I had an interesting discussion with a coworker today about zero-based indexing. It all started with a method signature for accessing a range of a collection; I had specced the interface to be in the form:

int GetMarklarCount( );  
IEnumerable<Marklar> GetMarklars( int skip, int count );

I intended this to mean ‘skip this number of items, and then give me the next this many’ – the first page would be ( 0, 10 ) and the second would be ( 10, 10 ), for instance (assuming ten items per page). I had referred to this idiom as ‘pagination support’, because the key goal of the design was to allow clients of the service to support pagination in the UI.

Other folks had duplicated the idiom but misinterpreted it, assuming that the skip parameter represented the number of pages to skip, and the count parameter specified the size of a page, so fetching those same two pages would be ( 0, 10 ) and ( 1, 10 ).
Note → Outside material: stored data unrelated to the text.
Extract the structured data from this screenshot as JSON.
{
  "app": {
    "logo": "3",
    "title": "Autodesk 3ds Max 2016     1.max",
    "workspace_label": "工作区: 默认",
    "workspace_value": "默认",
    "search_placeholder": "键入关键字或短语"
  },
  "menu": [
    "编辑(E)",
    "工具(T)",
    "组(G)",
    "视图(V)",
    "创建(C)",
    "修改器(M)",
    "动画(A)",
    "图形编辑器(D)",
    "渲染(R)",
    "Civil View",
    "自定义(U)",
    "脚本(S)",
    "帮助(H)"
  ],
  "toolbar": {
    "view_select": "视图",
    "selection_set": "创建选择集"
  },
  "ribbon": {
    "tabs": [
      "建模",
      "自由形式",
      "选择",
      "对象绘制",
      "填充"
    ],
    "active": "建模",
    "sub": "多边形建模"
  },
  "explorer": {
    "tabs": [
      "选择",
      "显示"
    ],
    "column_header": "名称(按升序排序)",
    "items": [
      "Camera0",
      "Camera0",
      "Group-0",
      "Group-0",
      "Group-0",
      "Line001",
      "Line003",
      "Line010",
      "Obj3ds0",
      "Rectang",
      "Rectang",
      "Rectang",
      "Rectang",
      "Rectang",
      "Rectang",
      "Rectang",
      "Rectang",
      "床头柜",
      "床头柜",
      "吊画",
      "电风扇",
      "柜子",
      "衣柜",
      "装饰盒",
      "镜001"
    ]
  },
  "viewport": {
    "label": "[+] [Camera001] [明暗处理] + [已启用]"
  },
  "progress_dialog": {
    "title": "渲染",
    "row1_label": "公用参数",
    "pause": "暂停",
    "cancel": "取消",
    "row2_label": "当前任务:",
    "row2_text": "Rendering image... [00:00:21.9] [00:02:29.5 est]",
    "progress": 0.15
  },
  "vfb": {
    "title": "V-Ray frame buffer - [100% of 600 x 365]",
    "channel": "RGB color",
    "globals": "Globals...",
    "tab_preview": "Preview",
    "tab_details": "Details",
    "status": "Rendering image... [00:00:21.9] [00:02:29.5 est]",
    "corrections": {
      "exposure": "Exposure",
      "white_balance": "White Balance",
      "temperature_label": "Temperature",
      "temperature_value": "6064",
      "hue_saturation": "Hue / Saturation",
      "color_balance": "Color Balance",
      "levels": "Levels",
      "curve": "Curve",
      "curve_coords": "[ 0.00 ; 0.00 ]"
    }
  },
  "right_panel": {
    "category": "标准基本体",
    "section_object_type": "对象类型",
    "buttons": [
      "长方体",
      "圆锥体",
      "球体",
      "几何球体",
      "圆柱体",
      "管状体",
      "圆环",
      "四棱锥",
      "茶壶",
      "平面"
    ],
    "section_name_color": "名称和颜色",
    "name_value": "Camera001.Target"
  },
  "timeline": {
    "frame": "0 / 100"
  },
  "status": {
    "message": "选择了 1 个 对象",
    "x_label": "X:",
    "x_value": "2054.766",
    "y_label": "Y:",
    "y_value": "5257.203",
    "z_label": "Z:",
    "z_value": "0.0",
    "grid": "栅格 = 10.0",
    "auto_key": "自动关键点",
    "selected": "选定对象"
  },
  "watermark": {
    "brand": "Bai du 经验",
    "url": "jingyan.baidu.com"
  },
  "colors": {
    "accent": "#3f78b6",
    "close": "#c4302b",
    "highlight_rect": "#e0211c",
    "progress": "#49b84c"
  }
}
We had a discussion and my meaning won out, but it quickly segued into a discussion of the relative merits of GetMarklars( int skip, int count ) and the similar GetMarklars( int first, int count ). I favored the signature using ‘skip’ as I feel it’s less ambiguous: saying ‘first’ brings up the obvious question of whether the first element is element zero or element one, and I’d prefer not to have that degree of uncertainty in an interface.

All of which merely serves to get to my main point: the fact that programming today uses zero-based indexing is a really weird anachronism.

In assembly language zero-based indexing makes perfect sense, because the index is actually an offset from the base address. C, being intended as a slightly-higher-level portable assembly language, maintained this convention as a way of keeping old-school assembly hackers happy (and to support the perpetual question of whether indexing an array is faster or slower than pointer arithmetic, of course). That (to my mind) was still reasonable, because you simply can’t be an effective C programmer without understanding memory management at a low enough level that this makes perfect sense.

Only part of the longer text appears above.